I like the quick select tool. Here I used it both add and subtract pixels to define the borders. This means you have to zoom in pretty tight to see where the white has been selected when you only want the blue selected, especially as noted above where the blue is almost white due to the high reflection. I also used the lasso tool to cut out some of the areas which were too close in tone. Once you get your selection made, make a new layer of it.
Now you will use the gradient tool. It will take a few layers to get each area of blue to the right hue and shade. Make a layer above and clip it to the blue area selection. Change your foreground color to blue, picked from the middle blue or whatever color you want. I chose the hue of the middle blue as it is. Then make that color darker for the area which is really white. Set the tool to blue and transparent. Place the tool at the outer edge of the lightness, draw it out to the border of where the color changes darker. This will take a little playing around, but you will get the hang of it after you do an area or two.

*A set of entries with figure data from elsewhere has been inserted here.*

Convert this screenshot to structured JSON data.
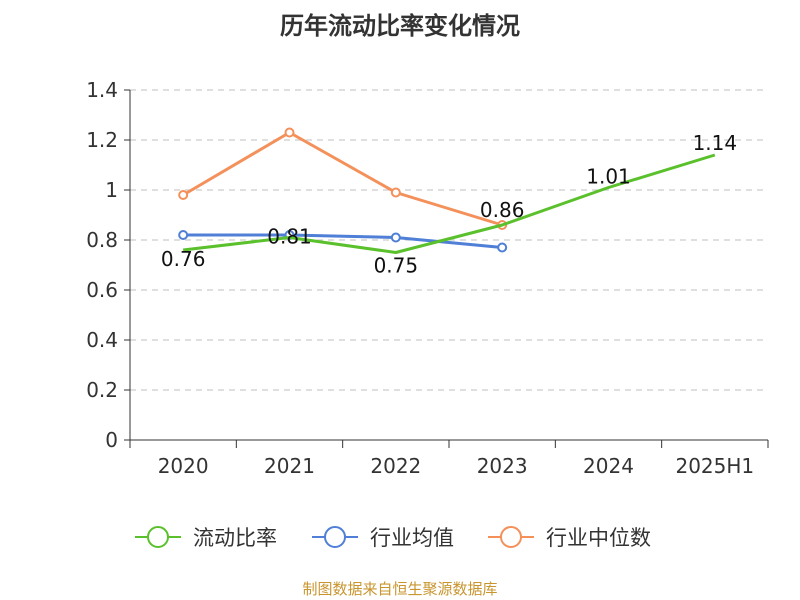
{
  "title": "历年流动比率变化情况",
  "footer": "制图数据来自恒生聚源数据库",
  "chart_data": {
    "type": "line",
    "categories": [
      "2020",
      "2021",
      "2022",
      "2023",
      "2024",
      "2025H1"
    ],
    "ylim": [
      0,
      1.4
    ],
    "yticks": [
      "0",
      "0.2",
      "0.4",
      "0.6",
      "0.8",
      "1",
      "1.2",
      "1.4"
    ],
    "grid": true,
    "legend_position": "bottom",
    "series": [
      {
        "name": "流动比率",
        "color": "#5ac12c",
        "values": [
          0.76,
          0.81,
          0.75,
          0.86,
          1.01,
          1.14
        ],
        "labels": [
          "0.76",
          "0.81",
          "0.75",
          "0.86",
          "1.01",
          "1.14"
        ],
        "markers": false
      },
      {
        "name": "行业均值",
        "color": "#4f7fd6",
        "values": [
          0.82,
          0.82,
          0.81,
          0.77,
          null,
          null
        ],
        "markers": true
      },
      {
        "name": "行业中位数",
        "color": "#f4905a",
        "values": [
          0.98,
          1.23,
          0.99,
          0.86,
          null,
          null
        ],
        "markers": true
      }
    ]
  }
}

Now set the blend mode of that layer to hard light. When you get to the darker area, you may want to choose a different blend mode such as overlay. You'll need to change the color to a darker blue when you are adding the gradient over the light areas, and a lighter, brighter blue when you adjust the dark areas.
Using blend modes allows the underlying pattern to show through the color you have added.
See if you can make heads or tails of this method. It is hard to explain if you haven't used gradients before, but as I said, playing around with it should give you the idea. I hope this helps.
I am having trouble uploading files at the moment. I'll add my example as soon as this changes.